Mortgage payment is usually taken out of a checking account.
Checking account interest is maybe .25%; I’ll even say .5% to be generous.
$3,000 x .05% = $15 a year in interest.
But if you delay your mortgage payment to the 14th of the month, you are only saving money for that first month you try this. After that you are paying on the same 30 day cycle you would have, whether it’s the 1st of the month each payment, or the 14th of the month each payment. You only save money the first month for that one month, which in this illustration is $1.25 ($15/12 month = $1.25).
So please realize no matter when you pay, you end up paying in 30 day cycles each month, so don’t pay the 14th of each month!

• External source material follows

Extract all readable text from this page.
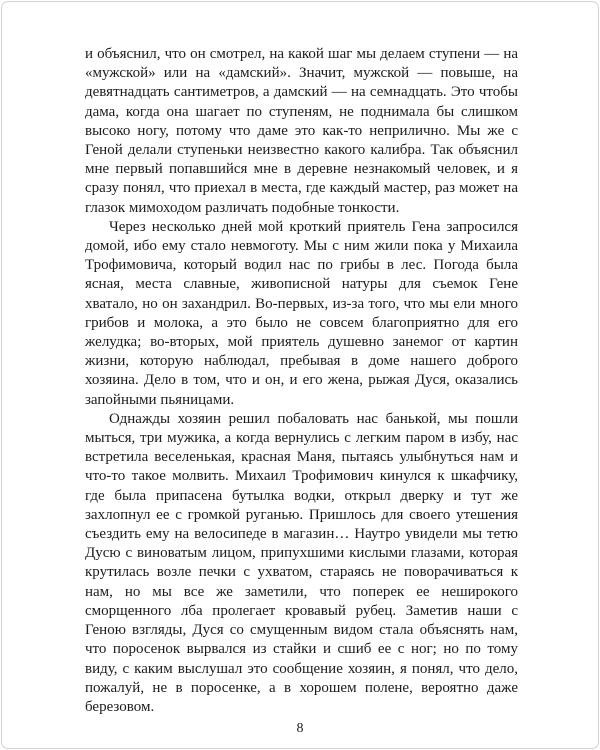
и объяснил, что он смотрел, на какой шаг мы делаем ступени — на «мужской» или на «дамский». Значит, мужской — повыше, на девятнадцать сантиметров, а дамский — на семнадцать. Это чтобы дама, когда она шагает по ступеням, не поднимала бы слишком высоко ногу, потому что даме это как-то неприлично. Мы же с Геной делали ступеньки неизвестно какого калибра. Так объяснил мне первый попавшийся мне в деревне незнакомый человек, и я сразу понял, что приехал в места, где каждый мастер, раз может на глазок мимоходом различать подобные тонкости.

Через несколько дней мой кроткий приятель Гена запросился домой, ибо ему стало невмоготу. Мы с ним жили пока у Михаила Трофимовича, который водил нас по грибы в лес. Погода была ясная, места славные, живописной натуры для съемок Гене хватало, но он захандрил. Во-первых, из-за того, что мы ели много грибов и молока, а это было не совсем благоприятно для его желудка; во-вторых, мой приятель душевно занемог от картин жизни, которую наблюдал, пребывая в доме нашего доброго хозяина. Дело в том, что и он, и его жена, рыжая Дуся, оказались запойными пьяницами.

Однажды хозяин решил побаловать нас банькой, мы пошли мыться, три мужика, а когда вернулись с легким паром в избу, нас встретила веселенькая, красная Маня, пытаясь улыбнуться нам и что-то такое молвить. Михаил Трофимович кинулся к шкафчику, где была припасена бутылка водки, открыл дверку и тут же захлопнул ее с громкой руганью. Пришлось для своего утешения съездить ему на велосипеде в магазин… Наутро увидели мы тетю Дусю с виноватым лицом, припухшими кислыми глазами, которая крутилась возле печки с ухватом, стараясь не поворачиваться к нам, но мы все же заметили, что поперек ее неширокого сморщенного лба пролегает кровавый рубец. Заметив наши с Геною взгляды, Дуся со смущенным видом стала объяснять нам, что поросенок вырвался из стайки и сшиб ее с ног; но по тому виду, с каким выслушал это сообщение хозяин, я понял, что дело, пожалуй, не в поросенке, а в хорошем полене, вероятно даже березовом.

8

There really is no extra interest earned, none to speak of anyway. I see no benefit at all. You end up risking late fees paying so close to the deadline.
However, you are only risking a late fee (which at 5% of your mortgage payment far outweighs the tiny savings), but you are not reported as late to the credit bureaus until 30 days after the due date. In the end, risking a late fee is silly. Pay on or very close to the 1st of the month, and pay in the same 30-day cycles you would if you paid on the 14th of each month.